1. Savannah, Georgia
With its distinctive greenery and romantic neighborhoods, little Savannah wins big. The year 2015 was something of a banner production year for the city, which hosted 90 professional projects, such as Adam Sandler-starrer The Do Over, Marc Webb’s Gifted and three Sundance 2016 features: Nate Parker’s The Birth of a Nation, Antonio Campos’ Christine, which also shot in New York, and Clea Duvall’s The Intervention.
Sure, the famed Georgian incentives are paying off here, with that juicy 30 percent transferable tax credit. Features that have budgets of over $2 million and meet Savannah’s $500,000-minimum local spend requirement get an 10 percent additional cash rebate. There’s also an incentive designed to increase the local crew base, offering up to $2,000 reimbursement on moving costs to experienced personnel relocating to Savannah.
In addition to the excellent Savannah Film Festival and some smaller fests, this July sees the debut of the Big River Film Festival in Savannah.
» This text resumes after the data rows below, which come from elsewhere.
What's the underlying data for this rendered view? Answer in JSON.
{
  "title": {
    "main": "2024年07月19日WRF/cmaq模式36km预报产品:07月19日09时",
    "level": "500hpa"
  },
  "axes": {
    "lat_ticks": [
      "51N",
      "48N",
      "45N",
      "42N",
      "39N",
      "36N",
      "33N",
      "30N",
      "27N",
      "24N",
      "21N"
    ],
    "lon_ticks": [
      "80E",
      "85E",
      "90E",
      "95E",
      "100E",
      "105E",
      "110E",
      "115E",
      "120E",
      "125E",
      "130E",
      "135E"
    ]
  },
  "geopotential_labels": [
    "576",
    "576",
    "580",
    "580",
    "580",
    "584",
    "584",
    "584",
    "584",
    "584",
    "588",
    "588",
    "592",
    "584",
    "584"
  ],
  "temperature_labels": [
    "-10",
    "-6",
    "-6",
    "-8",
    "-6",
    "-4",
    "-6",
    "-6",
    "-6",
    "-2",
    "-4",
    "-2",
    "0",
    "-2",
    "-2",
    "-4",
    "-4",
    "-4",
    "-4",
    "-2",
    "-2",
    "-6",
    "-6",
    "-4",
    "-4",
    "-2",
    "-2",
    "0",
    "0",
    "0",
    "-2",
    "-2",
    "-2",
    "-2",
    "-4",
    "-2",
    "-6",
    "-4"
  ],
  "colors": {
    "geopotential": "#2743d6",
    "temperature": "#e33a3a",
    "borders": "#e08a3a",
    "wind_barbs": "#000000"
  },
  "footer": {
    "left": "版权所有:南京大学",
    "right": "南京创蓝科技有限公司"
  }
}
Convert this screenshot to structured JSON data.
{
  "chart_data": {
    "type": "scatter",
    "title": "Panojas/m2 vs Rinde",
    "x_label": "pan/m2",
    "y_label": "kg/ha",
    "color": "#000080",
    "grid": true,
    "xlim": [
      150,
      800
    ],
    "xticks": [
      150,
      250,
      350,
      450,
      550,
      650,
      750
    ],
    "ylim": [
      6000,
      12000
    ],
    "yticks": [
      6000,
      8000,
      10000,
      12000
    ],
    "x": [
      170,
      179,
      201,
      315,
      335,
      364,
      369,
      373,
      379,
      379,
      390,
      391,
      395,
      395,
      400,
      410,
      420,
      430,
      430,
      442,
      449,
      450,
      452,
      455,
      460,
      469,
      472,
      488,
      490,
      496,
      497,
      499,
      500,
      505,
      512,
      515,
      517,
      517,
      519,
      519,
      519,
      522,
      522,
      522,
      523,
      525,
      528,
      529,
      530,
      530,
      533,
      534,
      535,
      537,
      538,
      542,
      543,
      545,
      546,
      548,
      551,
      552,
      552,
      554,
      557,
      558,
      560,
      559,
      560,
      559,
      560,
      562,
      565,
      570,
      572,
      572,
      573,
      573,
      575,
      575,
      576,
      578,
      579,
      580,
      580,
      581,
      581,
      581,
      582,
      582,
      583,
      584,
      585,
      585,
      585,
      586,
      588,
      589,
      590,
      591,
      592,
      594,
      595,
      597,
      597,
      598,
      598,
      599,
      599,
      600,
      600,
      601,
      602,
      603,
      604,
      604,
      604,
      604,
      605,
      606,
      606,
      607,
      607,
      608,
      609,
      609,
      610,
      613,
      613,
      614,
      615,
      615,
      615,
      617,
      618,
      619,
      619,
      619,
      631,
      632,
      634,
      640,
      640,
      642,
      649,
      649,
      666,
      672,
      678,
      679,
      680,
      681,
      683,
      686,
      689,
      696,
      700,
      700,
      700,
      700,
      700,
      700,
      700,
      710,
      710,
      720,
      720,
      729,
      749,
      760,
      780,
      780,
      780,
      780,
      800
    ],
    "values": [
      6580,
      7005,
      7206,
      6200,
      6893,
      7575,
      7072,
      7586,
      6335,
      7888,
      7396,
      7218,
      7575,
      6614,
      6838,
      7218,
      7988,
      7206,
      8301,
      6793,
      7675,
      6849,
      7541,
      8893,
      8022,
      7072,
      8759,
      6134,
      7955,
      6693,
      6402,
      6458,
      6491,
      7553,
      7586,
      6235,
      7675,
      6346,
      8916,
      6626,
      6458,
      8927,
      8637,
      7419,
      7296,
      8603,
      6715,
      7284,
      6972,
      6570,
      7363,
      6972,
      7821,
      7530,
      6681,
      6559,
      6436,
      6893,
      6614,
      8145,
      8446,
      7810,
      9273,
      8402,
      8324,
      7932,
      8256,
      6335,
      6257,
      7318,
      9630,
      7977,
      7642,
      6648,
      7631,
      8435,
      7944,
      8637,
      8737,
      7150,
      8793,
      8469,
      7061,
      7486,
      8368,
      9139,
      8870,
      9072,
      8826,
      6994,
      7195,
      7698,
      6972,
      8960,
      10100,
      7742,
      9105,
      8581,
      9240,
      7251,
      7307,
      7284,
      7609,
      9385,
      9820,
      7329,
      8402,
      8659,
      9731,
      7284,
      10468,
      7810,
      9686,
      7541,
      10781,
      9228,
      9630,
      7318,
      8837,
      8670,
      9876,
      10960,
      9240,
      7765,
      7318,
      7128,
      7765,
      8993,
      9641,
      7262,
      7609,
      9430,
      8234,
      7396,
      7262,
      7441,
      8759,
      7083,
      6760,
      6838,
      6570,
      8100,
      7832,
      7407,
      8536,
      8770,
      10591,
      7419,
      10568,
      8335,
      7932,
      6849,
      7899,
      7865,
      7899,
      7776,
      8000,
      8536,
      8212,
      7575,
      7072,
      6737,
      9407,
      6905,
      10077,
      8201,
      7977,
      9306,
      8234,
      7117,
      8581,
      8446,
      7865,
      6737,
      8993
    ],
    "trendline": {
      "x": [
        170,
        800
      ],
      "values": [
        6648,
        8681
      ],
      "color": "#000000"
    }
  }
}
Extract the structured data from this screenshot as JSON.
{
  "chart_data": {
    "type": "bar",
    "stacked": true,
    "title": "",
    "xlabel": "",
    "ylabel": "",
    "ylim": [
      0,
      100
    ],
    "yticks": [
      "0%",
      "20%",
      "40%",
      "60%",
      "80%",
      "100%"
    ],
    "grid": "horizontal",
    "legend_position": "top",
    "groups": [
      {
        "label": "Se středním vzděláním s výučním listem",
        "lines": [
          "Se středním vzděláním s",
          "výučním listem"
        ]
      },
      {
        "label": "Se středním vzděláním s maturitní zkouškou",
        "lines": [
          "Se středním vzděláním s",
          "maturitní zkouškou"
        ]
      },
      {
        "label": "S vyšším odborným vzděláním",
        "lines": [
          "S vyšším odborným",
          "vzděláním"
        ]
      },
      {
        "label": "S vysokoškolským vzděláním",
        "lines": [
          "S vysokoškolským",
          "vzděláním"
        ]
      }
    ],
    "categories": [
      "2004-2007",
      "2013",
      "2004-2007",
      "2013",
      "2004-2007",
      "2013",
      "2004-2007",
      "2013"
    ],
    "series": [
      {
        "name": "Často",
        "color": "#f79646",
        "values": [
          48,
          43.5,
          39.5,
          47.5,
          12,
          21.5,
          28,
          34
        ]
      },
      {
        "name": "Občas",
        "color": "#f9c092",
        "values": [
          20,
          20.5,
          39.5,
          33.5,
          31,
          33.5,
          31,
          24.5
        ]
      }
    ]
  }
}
The city boasts several professional film organizations and, as home to the Savannah College of Art and Design, sees plenty of film students eager for work. We spoke to Seth F. Johnson, a recent SCAD grad with a BFA in Film and Television, who is working on a film that will air on TV One.
“There is a fantastic group of filmmakers already living here,” he says. “When I got on my current set, I already knew about a third of the crew. The Savannah Film Office has always been very accommodating, and even took the time to help me find locations while I was an undergraduate. On this film, they have been able to assist me with arranging picture cars, shutting down streets, and even notifying the Coast Guard about our need to fire a flare gun.”
Johnson also loves Savannah’s rich visual possibilities, including the nation’s largest historical district, an urban evergreen forest and boundless coastal and rural settings. “In February of 2015, I directed a short film called ‘One Traveler Too Many,’ which I shot in the historic district. Since the film was set in the 1890s, I was able to utilize the brick roads and the old Victorian homes. Then, in summer, I shot a short drama about three young adults on a sailing adventure called ‘Death of a Dream.’ I only had to travel 15 minutes down the road, and I was able to film in the marsh and in and around the islands.”
With its low cost of living, comfortable small-town vibes and serious focus on moviemaking, Savannah is doing many things right. As Johnson adds, “Being able to graduate and immediately have an income in the industry is pretty awesome!”